2026 reading list 01

Chris Lamb, Blackout. Lincoln, NE: University of Nebraska, 2004. This slim biography of Jackie Robinson, the first Black man to play Major League baseball in the twentieth century, focuses on the first spring training of his career. Signed to be the icebreaker, Robinson dealt with discrimination at every turn yet, with support from a few key people, was able to maintain his composure, find his batting stroke, and prove that he -- and anyone else with the skill and temperament, regardless of skin color -- could play the national game. Ally Carter, Blonde Identity. NY: Avon, 2023. When Zoe wakes up on a snowy Paris street, she has no memory -- but does have a hot guy with a gun standing over her, calling her Alex. Who is she?
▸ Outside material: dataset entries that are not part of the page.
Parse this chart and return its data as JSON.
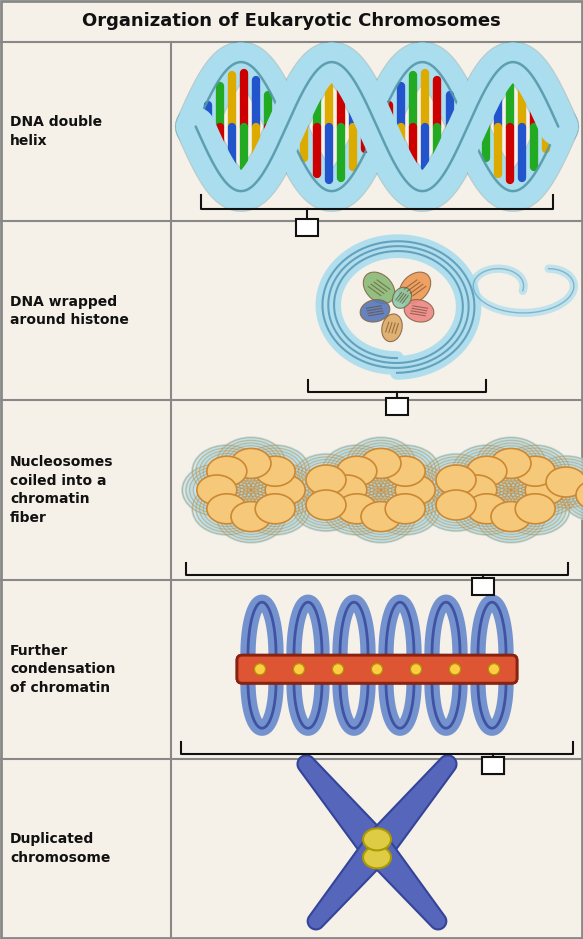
{
  "title": "Organization of Eukaryotic Chromosomes",
  "background_color": "#f5f0e8",
  "border_color": "#888888",
  "text_color": "#000000",
  "labels": [
    "DNA double\nhelix",
    "DNA wrapped\naround histone",
    "Nucleosomes\ncoiled into a\nchromatin\nfiber",
    "Further\ncondensation\nof chromatin",
    "Duplicated\nchromosome"
  ],
  "connector_color": "#222222",
  "dna_backbone_color": "#aaddee",
  "dna_outline_color": "#5599aa",
  "dna_base_colors": [
    "#cc0000",
    "#2255cc",
    "#22aa22",
    "#ddaa00"
  ],
  "nucleosome_fill": "#f5c87a",
  "nucleosome_edge": "#cc8833",
  "dna_wrap_color": "#aaddee",
  "chromatin_loop_fill": "#6688cc",
  "chromatin_loop_edge": "#334499",
  "scaffold_fill": "#dd5533",
  "scaffold_edge": "#882211",
  "scaffold_dot_fill": "#ffcc44",
  "chromosome_fill": "#5566bb",
  "chromosome_edge": "#334499",
  "centromere_fill": "#ddcc44",
  "centromere_edge": "#aa9900"
}
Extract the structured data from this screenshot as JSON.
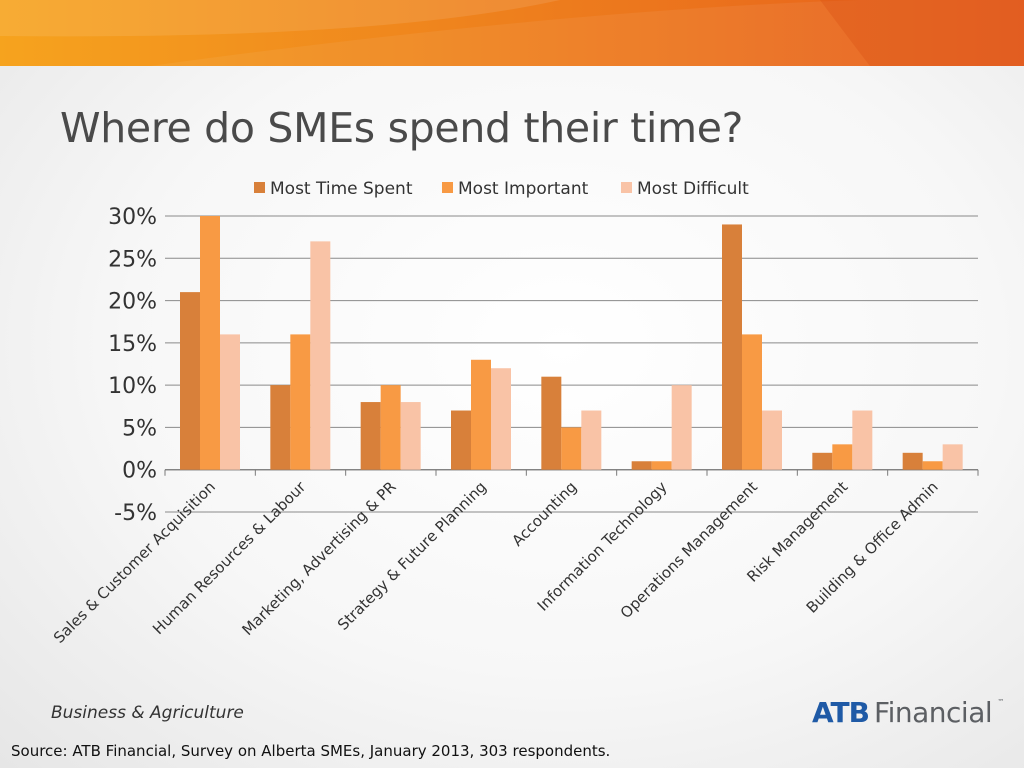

Who is Alex? And the hot guy? Is it a mystery, or a romance? Stacy Schiff, The Revolutionary. NY: Little, Brown, 2022. Sam Adams comes down to us as a bottle of beer, labelled “Brewer. Patriot.” The line has it backwards: Adams failed as a maltier, running his father’s business into the ground, before finding his place in Boston’s back rooms, where he more than anyone espoused the idea of liberty and organized to that end. His work, in fact, was largely done before the Continental Congress in Philadelphia declared independence and, while he was later elected governor of Massachusetts, his influence quickly faded, in large part because he made no effort to secure a legacy. Yet this grand experiment of democracy never happened if not for Samuel Adams, our founding grandfather. Loren Estleman, Whiskey River. NY: Open Road, 2012. The story of Prohibition-era gangster Jack Dance, as told under oath by newsman Connie Minor, is the first of Estelman’s Detroit Crime series. Bill Freehan, Behind the Mask. NY: World Publishing, 1970. This insider diary of the 1969 season and its championship hangover by the Detroit Tigers’ long-time All-Star catcher doesn’t pry too deep. A casual mention of greenies in the clubhouse is jarring, as is description of Denny McLain’s utter disregard for others. On the other hand, these two nuggets and Freehan’s bits of insight make it a good example of its genre.